Douglas also said staff reductions will slow the process. Applications for permits get priority because they face legal deadlines, while compliance issues such as Poseidon's, take a back seat.
“We want to move forward as fast as we can but it's going to be more difficult with our staffing cuts and the cuts coming up,” he said.
Poseidon has said compensating for environmental damage is not financially feasible beyond a certain level, Douglas said.
The company, however, has not turned over financial information to show that, saying it was proprietary. That will make it hard for the company to argue financial limitations, he said.
Douglas compared Poseidon's situation with that of Southern California Edison, which built the San Onofre Nuclear Generating Station.
After years of arguing, the utility is spending $86 million to restore San Dieguito Lagoon to compensate for the loss of marine life at San Onofre.
He said that like Edison, Poseidon will have to pay whatever it takes.
“Obviously we're not going to be blind to the financial package of the mitigation but . . . those need to be implemented no matter what it costs,” Douglas said.
Other conditions include a provision that Poseidon's project not add greenhouse gases to the atmosphere. The firm and the commission are far apart on that, and the commission did not adopt Poseidon's offer of $5 million.
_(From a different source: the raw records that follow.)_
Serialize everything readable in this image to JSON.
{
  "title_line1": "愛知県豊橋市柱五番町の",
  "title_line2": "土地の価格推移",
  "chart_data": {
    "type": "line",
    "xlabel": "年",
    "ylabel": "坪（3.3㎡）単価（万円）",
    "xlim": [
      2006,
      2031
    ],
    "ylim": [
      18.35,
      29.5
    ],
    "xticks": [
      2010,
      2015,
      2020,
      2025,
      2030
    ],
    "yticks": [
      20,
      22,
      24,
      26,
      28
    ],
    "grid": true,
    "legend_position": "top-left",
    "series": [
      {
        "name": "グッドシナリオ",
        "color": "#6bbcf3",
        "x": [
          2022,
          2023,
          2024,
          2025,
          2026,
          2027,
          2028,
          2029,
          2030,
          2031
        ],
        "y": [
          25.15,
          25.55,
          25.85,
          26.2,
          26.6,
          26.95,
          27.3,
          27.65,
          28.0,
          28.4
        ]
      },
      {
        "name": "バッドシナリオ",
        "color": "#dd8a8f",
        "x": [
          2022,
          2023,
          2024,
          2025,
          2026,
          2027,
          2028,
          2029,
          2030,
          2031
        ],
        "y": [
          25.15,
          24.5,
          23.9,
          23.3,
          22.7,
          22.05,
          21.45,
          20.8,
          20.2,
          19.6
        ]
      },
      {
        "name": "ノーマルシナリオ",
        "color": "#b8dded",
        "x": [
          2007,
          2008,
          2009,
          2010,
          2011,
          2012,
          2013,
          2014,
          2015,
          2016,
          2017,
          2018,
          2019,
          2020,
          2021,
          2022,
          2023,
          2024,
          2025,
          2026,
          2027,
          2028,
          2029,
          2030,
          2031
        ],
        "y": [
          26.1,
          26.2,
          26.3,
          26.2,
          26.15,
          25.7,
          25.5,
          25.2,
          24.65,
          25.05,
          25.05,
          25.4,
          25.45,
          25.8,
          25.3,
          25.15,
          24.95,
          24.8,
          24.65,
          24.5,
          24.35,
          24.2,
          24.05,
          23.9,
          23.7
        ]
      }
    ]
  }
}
Poseidon also will be required to pay the commission's court costs and attorney's fees if the commission is sued over the permit.
A Surfrider Foundation representative said after Thursday's vote that his organization will weigh its “legal options.”
Poseidon proposes to draw 100 million gallons a day from Agua Hedionda Lagoon, then filter and force it through reverse-osmosis membranes to produce 50 million gallons of drinking water. The remaining 50 million gallons would be returned to the ocean with a higher concentration of salt and impurities.